The very last event in the game session occurred 20 times, so it’s not an “end-game” event, but it could be an “end-round” event.

At this point it might be helpful to cross-reference game events to the description of game event contained in the specs.csv file. Per the competition instructions “This file gives the specification of the various event types.”
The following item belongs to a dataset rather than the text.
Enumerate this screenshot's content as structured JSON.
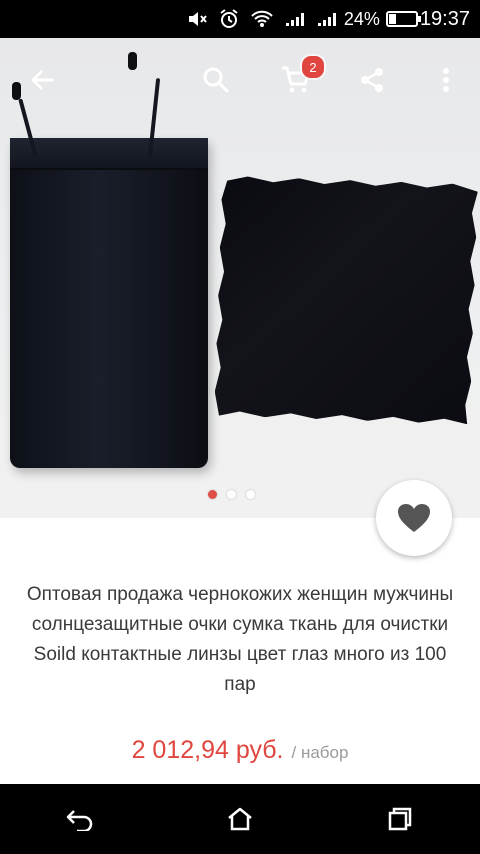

specs <- fread('data/specs.csv')
specs %>% select(event_id, info) -> event_specs

Next, we can join the unique events for a game session to this new event_specs dataframe to see what the events mean.

session1 %>%
  distinct(event_id) %>%
  left_join(event_specs, by = "event_id") -> session1_event_info

session1_event_info
## # A tibble: 17 x 2
##    event_id info                                                           
##    <chr>    <chr>                                                          
##  1 6d90d394 The start game event is triggered at the very beginning of the~
##  2 7040c096 This event occurs when the player clicks to start the game fro~
##  3 5a848010 The movie started event triggers when an intro or outro movie ~
##  4 c1cac9a2 The movie skipped event triggers when the player presses the s~
##  5 dcaede90 The start level event is triggered when a new level begins (at~
##  6 26fd2d99 The start round event is triggered at the start of a round. Th~
##  7 f71c4741 "The system-initiated instruction event occurs when the game d~
##  8 f7e47413 "The end of system-initiated instruction event occurs when the~
##  9 5c3d2b2f This event occurs when the player clicks on an item on the she~
## 10 d88e8f25 "The system-initiated feedback (Incorrect) event occurs when t~
## 11 ac92046e "The end of system-initiated feedback (Incorrect) event occurs~
## 12 08fd73f3 The beat round event is triggered when the player finishes a r~
## 13 73757a5e "The system-initiated feedback (Correct) event occurs when the~
## 14 2b9272f4 "The end of system-initiated feedback (Correct) event occurs w~
## 15 37c53127 The beat level event is triggered when a level has been comple~
## 16 cf82af56 This event occurs when the player clicks on something that isn~
## 17 4a09ace1 The movie ended event triggers when an intro or outro movie en~

In all, there were 17 distinct events.

Interestingly, although I see an event that represents the start of the game (6d90d394), I don’t see one that represents the end of a game. But such events do exist, if I keyword search the entire event list I can find several that are “triggered when the game is quit”.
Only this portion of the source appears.